Madeirenses apreensivos com lei do domínio marítimo

Proprietários de casas em Paul do Mar, na zona da Calheta (Madeira) estão a ter dificuldades em provar que já eram donos das suas casas antes de meados do séc. XIX.

Segundo legislação recente, quem vive ou tem propriedades na faixa de 50 metros do litoral tem até 1 de Julho para provar que é dono desse ‘pedacinho’ de território. Se não o fizer, o Estado pode promover a sua desocupação/demolição ou cobrar taxas pela sua utilização (mediante concessão pelo uso privativo).

A questão tem suscitado apreensão em vários pontos do país, mas mais ainda na freguesia do Paul do Mar, na zona da Calheta, na Madeira – onde grande parte das casas estende-se pela faixa dos 50 metros. Os moradores já pediram apoio à Câmara Municipal e ao Governo Regional.

Em causa está a aplicação da Lei da Titularidade dos Recursos Hídricos que estipula que quem não fizer prova da titularidade privado do espaço antes de meados do séc. XIX, tal espaço passa a ser do Domínio Público Marítimo (DPM). A lei n.º 54/2005, de 15 de Novembro, especifica que se considera “margem” uma faixa de terreno, normalmente 50 metros, “contígua ou sobranceira à linha que limita o leito das águas”.

A referência a 31 de Dezembro de 1864, data em que as parcelas tinham de ser privadas para agora serem reconhecidas como tal, tem a ver com uma lei que então definiu os domínios hídricos públicos e privados. O problema é que a prova implica o reconhecimento de que o espaço em causa já era de domínio privado há mais de 150 anos. Para tal, os proprietários têm de mover contra o Estado uma acção de reconhecimento de propriedade privada. A lei dava um prazo até 1 de Janeiro de 2014, que foi prorrogado pela Assembleia da República até 1 de Julho, precisamente por causa das dificuldades que as populações estão a enfrentar.

No caso das ‘arribas alcantiladas’, muito frequentes na Madeira, a prova da titularidade privada terá de se mostrar anterior a 22 de Março de 1868. Ora, tal titularidade privada é de difícil prova mesmo, para os terrenos que já foram desafectados do DPM por qualquer circunstância ou lei (por exemplo, por legislação regional que desanexou parcelas para o interior de estradas regionais marginais).

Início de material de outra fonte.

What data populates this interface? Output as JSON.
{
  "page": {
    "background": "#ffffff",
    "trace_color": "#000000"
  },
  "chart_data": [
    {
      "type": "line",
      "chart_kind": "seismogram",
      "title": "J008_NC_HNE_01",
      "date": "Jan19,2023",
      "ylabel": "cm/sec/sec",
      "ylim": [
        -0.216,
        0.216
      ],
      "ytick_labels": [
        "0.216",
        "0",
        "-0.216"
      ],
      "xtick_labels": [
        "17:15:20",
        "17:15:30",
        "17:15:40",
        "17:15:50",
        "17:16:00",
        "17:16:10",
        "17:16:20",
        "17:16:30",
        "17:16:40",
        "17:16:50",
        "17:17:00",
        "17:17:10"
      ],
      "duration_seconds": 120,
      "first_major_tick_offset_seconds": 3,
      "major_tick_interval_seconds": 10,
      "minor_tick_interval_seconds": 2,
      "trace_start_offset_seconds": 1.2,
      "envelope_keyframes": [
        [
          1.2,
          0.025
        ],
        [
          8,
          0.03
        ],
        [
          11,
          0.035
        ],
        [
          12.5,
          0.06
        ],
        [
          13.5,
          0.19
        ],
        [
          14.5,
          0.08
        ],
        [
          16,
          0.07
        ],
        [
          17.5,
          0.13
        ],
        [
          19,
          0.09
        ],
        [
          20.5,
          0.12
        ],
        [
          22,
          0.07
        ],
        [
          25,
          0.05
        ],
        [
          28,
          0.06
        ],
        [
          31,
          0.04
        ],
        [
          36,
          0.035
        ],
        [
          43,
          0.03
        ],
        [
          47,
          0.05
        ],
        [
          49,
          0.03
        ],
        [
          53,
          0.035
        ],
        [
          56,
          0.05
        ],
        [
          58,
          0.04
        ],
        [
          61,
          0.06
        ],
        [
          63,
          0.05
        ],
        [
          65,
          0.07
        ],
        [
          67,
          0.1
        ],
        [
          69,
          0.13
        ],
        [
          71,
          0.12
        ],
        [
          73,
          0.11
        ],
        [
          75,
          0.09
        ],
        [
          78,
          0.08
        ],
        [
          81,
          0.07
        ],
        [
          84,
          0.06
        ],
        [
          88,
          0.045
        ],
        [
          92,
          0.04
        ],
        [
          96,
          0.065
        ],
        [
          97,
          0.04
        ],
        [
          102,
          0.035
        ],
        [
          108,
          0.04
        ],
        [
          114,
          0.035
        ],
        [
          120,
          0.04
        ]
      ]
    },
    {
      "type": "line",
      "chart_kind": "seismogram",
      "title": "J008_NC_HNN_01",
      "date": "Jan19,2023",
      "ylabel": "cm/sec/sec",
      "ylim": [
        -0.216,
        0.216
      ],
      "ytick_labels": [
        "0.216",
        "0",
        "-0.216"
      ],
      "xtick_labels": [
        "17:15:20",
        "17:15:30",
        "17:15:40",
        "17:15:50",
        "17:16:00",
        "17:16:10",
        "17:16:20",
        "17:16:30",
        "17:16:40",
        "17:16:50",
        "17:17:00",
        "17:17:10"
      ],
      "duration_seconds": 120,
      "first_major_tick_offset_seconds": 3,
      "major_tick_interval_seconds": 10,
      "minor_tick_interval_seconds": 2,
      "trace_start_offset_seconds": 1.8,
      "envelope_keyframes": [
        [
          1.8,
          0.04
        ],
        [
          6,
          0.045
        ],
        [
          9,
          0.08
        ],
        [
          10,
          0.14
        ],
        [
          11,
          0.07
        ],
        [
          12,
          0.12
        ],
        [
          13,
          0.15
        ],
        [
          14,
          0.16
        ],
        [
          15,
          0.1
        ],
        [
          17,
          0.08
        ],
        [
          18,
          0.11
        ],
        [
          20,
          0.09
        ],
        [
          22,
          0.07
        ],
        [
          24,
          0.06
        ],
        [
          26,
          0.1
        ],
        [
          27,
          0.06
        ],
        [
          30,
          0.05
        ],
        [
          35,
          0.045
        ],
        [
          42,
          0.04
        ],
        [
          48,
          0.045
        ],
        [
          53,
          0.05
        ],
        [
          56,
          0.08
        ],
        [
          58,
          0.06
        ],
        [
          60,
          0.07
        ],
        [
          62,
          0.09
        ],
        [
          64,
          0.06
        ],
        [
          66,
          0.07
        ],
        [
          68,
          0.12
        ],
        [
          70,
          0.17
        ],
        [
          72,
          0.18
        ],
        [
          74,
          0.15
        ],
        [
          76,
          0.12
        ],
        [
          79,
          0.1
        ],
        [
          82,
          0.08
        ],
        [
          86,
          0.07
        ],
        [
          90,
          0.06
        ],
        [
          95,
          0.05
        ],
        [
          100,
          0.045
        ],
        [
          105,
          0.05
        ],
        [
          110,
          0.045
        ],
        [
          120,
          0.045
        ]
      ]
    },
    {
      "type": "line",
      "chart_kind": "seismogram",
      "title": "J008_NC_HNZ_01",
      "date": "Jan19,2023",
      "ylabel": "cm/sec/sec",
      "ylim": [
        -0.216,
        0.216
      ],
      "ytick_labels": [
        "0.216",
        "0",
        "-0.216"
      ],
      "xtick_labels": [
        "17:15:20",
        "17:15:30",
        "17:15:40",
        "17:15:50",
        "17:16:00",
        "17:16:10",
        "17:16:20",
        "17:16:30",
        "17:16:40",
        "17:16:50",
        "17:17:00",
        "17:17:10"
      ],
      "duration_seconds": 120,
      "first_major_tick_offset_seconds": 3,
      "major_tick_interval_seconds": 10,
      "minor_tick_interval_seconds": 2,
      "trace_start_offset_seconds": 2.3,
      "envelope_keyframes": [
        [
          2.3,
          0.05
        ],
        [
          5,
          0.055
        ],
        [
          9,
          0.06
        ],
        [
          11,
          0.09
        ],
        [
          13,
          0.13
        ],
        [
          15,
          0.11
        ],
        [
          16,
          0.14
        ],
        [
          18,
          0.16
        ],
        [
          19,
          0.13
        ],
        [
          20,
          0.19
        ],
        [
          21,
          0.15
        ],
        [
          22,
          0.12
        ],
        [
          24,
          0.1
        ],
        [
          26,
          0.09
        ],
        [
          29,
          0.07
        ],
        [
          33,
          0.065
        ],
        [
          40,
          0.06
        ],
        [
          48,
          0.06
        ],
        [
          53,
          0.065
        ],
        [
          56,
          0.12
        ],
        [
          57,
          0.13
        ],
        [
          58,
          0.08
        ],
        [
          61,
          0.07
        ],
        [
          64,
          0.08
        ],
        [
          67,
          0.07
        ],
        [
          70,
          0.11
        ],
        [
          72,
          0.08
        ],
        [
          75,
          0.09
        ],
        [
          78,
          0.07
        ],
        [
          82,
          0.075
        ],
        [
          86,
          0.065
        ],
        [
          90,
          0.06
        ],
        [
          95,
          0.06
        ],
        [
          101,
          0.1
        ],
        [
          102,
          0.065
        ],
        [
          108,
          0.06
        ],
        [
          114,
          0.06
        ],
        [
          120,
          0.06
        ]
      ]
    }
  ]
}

Num esclarecimento ontem divulgado, a Secretaria Regional do Ambiente e dos Recursos Naturais – que tem, na Madeira, a tutela do ordenamento do território – veio a público manifestar-se “solidária” com as populações afectadas. Revelou ainda que “discorda veementemente” das leis e procedimentos nacionais e que tem encetado esforços junto do Governo da República, “de forma a encontrar a melhor solução para este problema”.

A Madeira entende que, atendendo às especificidades da Região, a Lei da Titularidade dos Recursos Hídricos tem de ser adaptada. A Região tem-se batido por isso mesmo, designadamente nas reuniões da Comissão Interministerial para os Assuntos do Mar, a última das quais realizada em Sines, em 16 de Novembro último.

Para contornar a exigência legal e minimizar o impacto negativo do regime jurídico nacional relativo ao DPM, a região tem procedido à reclassificação de estradas marginais, com vista à exclusão da lei dos terrenos aquém das referidas vias (ou seja, passando uma estrada junto à orla costeira, todos os terrenos a montante, ainda que compreendidos nos 50 metros de costa, deixam assim de pertencer ao DPM).

Ontem, após um encontro na Câmara da Calheta com 50 moradores do Paul do Mar, o presidente da Câmara, Carlos Teles, disse que o assunto será levada até às últimas instâncias. “Se for preciso ir a Lisboa, nós vamos. Se for preciso ir a Bruxelas, também iremos”, disse.